What is the importance of c in big O notation?

Question

From the definition of Big O, it states that there should be a function $g(x)$ such that it is always greater than or equal to $f(x)$. Or $f(x) \le cg(n)$ for all values of $n > n_0$. What I'm not able to understand is what is its importance in Big oh notation. Every question explains what is big-Oh and what how it uses useful. But I'm not able to understand what is $c$ actually in big-oh. There might be answer which I'm not able to get it due to its technical jargon.

Can someone explain me this in simple terms?

Answer 1

Let's suppose the constant $c$ wasn't there: let's say that $f(n)=O'(g(n))$ if $f(n)\leq g(n)$ for all large enoun $n$. So, for example, $n=O'(n^2)$ and $\log n = O'(n)$, as you'd expect.

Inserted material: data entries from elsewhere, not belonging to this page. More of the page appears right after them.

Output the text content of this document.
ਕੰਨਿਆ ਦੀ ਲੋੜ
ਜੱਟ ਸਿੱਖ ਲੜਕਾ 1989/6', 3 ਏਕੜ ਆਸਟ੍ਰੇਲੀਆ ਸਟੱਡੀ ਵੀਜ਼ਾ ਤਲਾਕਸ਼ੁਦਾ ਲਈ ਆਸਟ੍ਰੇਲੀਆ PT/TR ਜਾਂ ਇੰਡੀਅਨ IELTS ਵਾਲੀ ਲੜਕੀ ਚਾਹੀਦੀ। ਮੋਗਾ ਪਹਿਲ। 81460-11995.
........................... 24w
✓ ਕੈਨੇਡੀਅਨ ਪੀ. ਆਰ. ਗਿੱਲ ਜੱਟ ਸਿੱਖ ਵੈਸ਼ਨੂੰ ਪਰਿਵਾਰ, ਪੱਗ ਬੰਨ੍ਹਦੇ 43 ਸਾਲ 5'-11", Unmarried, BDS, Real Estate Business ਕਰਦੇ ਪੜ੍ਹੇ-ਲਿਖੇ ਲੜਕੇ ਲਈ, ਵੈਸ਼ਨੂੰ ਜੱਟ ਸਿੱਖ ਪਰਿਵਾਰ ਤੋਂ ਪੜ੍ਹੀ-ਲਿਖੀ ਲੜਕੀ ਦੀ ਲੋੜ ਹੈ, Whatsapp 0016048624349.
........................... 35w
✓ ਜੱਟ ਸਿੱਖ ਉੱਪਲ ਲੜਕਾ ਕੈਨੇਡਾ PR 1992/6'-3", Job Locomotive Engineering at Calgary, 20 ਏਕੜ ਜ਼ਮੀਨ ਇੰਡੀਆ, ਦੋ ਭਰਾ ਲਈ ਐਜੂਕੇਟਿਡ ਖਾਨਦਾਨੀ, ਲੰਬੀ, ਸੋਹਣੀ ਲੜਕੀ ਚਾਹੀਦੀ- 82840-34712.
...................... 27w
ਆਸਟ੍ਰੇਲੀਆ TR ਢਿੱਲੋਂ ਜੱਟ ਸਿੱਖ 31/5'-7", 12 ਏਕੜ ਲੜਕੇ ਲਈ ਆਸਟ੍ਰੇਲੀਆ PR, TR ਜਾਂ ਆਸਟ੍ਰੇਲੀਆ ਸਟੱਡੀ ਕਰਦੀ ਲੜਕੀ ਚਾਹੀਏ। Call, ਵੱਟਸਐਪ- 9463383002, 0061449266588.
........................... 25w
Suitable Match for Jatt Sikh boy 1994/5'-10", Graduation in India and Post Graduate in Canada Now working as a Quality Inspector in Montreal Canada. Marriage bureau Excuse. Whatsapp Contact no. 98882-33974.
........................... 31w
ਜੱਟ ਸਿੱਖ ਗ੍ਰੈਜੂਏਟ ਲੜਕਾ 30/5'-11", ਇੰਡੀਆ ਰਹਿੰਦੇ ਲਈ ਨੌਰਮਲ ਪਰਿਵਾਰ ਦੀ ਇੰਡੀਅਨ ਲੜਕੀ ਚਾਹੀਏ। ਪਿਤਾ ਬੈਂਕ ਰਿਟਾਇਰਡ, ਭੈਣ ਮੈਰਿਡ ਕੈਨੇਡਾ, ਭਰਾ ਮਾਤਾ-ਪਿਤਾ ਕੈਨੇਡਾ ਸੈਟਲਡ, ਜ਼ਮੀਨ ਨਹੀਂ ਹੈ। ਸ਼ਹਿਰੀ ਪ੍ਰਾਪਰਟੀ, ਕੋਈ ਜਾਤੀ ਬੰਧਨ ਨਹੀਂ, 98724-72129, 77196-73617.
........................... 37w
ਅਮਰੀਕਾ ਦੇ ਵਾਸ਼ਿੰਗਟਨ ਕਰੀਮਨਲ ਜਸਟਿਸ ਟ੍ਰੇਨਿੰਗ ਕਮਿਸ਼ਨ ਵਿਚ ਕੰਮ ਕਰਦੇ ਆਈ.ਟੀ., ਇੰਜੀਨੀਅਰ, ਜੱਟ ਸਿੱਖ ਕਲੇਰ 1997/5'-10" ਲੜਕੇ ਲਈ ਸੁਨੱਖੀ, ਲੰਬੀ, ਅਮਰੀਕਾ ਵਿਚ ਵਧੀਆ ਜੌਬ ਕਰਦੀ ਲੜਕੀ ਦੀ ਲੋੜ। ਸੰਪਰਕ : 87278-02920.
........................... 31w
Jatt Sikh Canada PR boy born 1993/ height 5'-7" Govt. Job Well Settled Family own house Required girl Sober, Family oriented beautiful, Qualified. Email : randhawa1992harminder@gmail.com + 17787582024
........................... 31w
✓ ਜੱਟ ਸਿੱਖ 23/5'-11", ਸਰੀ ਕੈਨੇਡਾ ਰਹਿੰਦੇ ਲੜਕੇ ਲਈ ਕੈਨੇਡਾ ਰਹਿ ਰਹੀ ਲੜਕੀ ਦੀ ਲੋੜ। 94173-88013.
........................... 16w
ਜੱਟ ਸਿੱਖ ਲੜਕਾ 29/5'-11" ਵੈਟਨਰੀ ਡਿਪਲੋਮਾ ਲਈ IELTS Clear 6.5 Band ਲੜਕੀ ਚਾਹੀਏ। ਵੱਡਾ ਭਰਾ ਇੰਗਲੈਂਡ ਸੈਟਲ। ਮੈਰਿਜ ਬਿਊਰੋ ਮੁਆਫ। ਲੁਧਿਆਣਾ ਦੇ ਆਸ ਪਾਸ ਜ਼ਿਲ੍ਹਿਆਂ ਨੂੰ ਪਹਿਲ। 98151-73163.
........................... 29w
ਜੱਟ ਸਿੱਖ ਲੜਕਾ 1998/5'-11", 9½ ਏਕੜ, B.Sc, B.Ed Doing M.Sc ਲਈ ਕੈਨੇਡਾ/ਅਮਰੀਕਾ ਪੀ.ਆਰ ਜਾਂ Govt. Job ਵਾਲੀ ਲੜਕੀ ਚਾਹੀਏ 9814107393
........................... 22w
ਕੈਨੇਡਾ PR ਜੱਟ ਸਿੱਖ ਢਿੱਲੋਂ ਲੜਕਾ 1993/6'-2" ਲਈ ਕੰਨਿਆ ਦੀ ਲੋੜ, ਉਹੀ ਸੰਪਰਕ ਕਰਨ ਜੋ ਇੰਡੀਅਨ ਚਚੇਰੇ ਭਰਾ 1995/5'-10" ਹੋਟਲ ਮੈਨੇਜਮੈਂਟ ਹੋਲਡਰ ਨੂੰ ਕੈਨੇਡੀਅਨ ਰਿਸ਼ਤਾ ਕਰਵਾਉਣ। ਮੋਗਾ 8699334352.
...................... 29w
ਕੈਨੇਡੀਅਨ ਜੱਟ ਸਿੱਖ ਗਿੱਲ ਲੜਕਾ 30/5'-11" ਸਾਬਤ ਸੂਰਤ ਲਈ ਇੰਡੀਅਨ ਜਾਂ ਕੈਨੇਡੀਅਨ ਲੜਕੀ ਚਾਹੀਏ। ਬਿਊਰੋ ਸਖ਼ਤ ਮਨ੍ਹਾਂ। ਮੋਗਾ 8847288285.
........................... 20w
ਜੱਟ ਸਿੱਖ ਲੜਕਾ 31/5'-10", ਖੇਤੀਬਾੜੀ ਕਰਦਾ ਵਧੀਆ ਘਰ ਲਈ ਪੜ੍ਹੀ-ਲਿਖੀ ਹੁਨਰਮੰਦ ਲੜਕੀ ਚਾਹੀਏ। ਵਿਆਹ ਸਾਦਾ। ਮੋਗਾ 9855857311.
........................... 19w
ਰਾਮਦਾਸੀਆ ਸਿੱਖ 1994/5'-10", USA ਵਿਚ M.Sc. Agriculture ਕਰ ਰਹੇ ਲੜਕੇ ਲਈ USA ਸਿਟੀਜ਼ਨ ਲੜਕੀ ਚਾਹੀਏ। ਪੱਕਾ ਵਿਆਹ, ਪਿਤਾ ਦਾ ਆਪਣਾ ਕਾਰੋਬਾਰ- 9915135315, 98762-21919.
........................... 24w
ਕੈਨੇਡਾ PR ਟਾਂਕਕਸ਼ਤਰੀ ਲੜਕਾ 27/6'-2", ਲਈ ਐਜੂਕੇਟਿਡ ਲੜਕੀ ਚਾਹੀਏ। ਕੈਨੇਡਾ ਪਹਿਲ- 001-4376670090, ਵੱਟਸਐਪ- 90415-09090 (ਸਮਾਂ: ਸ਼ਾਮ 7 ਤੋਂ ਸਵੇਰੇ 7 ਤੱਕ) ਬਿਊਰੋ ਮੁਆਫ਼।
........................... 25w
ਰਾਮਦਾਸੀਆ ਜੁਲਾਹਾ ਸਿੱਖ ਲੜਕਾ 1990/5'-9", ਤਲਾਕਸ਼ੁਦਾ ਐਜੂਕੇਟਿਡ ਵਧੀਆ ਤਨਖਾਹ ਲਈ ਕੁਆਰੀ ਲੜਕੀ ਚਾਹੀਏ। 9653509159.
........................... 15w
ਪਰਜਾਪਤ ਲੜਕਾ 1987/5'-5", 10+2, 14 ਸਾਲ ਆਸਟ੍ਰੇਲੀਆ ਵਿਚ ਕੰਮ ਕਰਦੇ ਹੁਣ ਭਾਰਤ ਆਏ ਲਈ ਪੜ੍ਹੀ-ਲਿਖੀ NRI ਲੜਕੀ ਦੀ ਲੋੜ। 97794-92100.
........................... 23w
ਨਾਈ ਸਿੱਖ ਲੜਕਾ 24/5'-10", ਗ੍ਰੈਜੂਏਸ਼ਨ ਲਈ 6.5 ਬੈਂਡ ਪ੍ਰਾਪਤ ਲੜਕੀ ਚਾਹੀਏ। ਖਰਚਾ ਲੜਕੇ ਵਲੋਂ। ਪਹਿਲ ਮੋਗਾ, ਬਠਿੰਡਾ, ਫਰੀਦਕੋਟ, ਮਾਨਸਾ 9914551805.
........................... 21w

But let's look at some functions whose growth rates are closer. First, let $f(n)=n+1$ and $g(n)=n$: well, $f(n)\neq O'(g(n))$ because $n+1 \not\leq n$ for all $n$. Similarly, $2n\neq O'(n)$. SO, we see that the constant $c$ is absolutely essential to the definition of $O(-)$: it just doesn't do what we want it to do if we remove it.

$O(-)$ measures the growth rate of functions ignoring constant factors. It gives you notation to say things like "$f$ is linear" or "$f$ is quadratic". When we say "$f$ is linear", we don't distinguish between, say, $f(n)=n$ or $f(n)=4n$ or $f(n)=2n+12$: we ignore the constants. The constant $c$ in the definition of $O(-)$ allows it to ignore multiplicative constants and additive terms.